Soon we'll know the state's opinion about Manatee's Long Bar Pointe map amendment. There's little suspense. The decision rests with the Department of Economic Opportunity, and the mantra of state leadership has been to do away with almost any regulation or executive staff member that stands in the way of business.
Nevertheless, when the county decides whether to adopt its own amendment, it should take a sobering second look, since the glitter of the original proposal has had time to wear off.
The map amendment is a cart before the horse ... or perhaps a cart without a horse. It's intention was to allow a luxurious waterfront resort with all the associated restaurants, shops, and other businesses that would find it useful to have such a premium address.
However, intrinsic to the conceptual plan was an inland boat basin with facilities for docking. The changes that would've been necessary for that to happen were separately defeated. And the property owner had said that would be a deal-breaker. So the "horse" is at least lame, if not dead.
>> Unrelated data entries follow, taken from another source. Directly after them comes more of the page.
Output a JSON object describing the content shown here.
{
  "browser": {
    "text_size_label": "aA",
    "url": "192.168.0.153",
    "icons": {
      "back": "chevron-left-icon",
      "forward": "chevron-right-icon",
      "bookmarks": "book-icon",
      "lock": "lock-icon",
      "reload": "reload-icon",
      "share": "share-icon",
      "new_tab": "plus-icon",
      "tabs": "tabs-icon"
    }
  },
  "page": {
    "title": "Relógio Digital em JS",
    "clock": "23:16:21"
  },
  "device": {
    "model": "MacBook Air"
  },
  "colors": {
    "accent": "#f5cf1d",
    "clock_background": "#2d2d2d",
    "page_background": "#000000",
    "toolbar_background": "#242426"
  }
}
To validate the new zoning category opens our arms to other development that could be even more incompatible, but which might be claimed as a "right" under the new category. We should not open a door that cannot be closed. Nor should we curtsy to a proposal that already has at least one strike against it.
The map amendment has another trouble. While not listing "marina" as a use, the conceptual plans show an inland water basin connected to the bay. An attorney could probably turn that into an "anticipated" -- therefore "acceptable" -- use. Text states that if other regulations circumscribe the development plans, revision "or other mitigation measures" would be necessary.
Thus a fee could suffice! The people absolutely disapprove.